I think if things clear up between the two friends and they forgive each other, you should be able to forgive the friend too. I mean until they do something to you directly, I don't think you can use what they did to some other person against them. Until they do some horrible thing to you, try to leave well enough alone (that's just my point of view idk).
It is contextual. I think forgiveness and the idea of something being unforgivable depends on the action, the situation, and even the persons involved. No two situations are alike, and no two people respond in the same way. What might be forgivable for me, for you in the same situation may be unforgivable.
I find it harder to forgive someone for what they've done to a friend than for what they've done to me, although maybe that's because some of my friends have had to put up with a lot more bad stuff than I have.
This sounds cliché, but I really only think someone should be forgiven for something if they're sorry.
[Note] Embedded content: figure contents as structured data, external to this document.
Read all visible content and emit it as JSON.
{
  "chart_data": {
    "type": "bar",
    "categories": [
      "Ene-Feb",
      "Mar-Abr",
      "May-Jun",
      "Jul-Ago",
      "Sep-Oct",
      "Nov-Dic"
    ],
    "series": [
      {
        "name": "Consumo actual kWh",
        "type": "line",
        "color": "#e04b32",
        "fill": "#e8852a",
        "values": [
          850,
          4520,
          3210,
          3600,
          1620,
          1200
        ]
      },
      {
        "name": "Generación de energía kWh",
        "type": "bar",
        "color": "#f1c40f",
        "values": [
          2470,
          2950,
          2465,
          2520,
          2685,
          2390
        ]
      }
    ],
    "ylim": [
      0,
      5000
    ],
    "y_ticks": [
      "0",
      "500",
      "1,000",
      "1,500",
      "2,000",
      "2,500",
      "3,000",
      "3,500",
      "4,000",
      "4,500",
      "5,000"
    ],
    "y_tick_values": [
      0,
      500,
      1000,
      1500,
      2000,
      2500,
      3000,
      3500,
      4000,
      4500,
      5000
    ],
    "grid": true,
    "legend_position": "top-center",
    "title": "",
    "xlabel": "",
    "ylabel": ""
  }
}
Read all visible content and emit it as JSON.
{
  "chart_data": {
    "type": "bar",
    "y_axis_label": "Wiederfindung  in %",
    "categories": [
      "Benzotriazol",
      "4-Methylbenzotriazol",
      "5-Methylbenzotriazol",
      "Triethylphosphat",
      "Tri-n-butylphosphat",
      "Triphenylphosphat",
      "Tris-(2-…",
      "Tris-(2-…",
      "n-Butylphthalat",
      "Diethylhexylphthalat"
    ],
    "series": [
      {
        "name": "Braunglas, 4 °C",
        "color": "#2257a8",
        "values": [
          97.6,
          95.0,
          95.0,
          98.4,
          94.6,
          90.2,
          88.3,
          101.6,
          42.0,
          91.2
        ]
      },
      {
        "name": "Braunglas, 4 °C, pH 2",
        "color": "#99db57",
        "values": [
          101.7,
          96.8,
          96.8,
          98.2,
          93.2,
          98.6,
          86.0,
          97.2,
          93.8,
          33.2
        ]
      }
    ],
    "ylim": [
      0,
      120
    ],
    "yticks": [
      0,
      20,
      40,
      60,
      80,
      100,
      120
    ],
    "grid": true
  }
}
If not, there's no reason they won't do it again. It's very difficult to know if someone actually has repented, though.
being in high school, i've realized that, in cases specific to high school, you basically have to forgive a friend for something (even if you never receive an apology and don't really want to forgive them). now of course, high school matters are usually forgiveable, considering they're not murder or rape, but (to agree with the other commenters) it's always hard to forgive a friend for doing something to another friend. i hold grudges, and i know i shouldn't, since i would like to be forgiven as well for my faults, but you can't simply forget about a situation corrupted enough to be called 'drama'.
now, if you're actually hurt by a friend in high school, i've seen that you have three choices:
1. be awkward for a while and then forgive them and love them.
2. be awkward for a while and then forgive them and look forward to not having to speak to them after high school.
3. in extreme cases, leave school.
my point is -- that in this 'drama'-filled high school world -- you always have to forgive your friends or look like you forgive them. if you don't, you're causing more harm to yourself than good. morals and pride are inevitably compromised.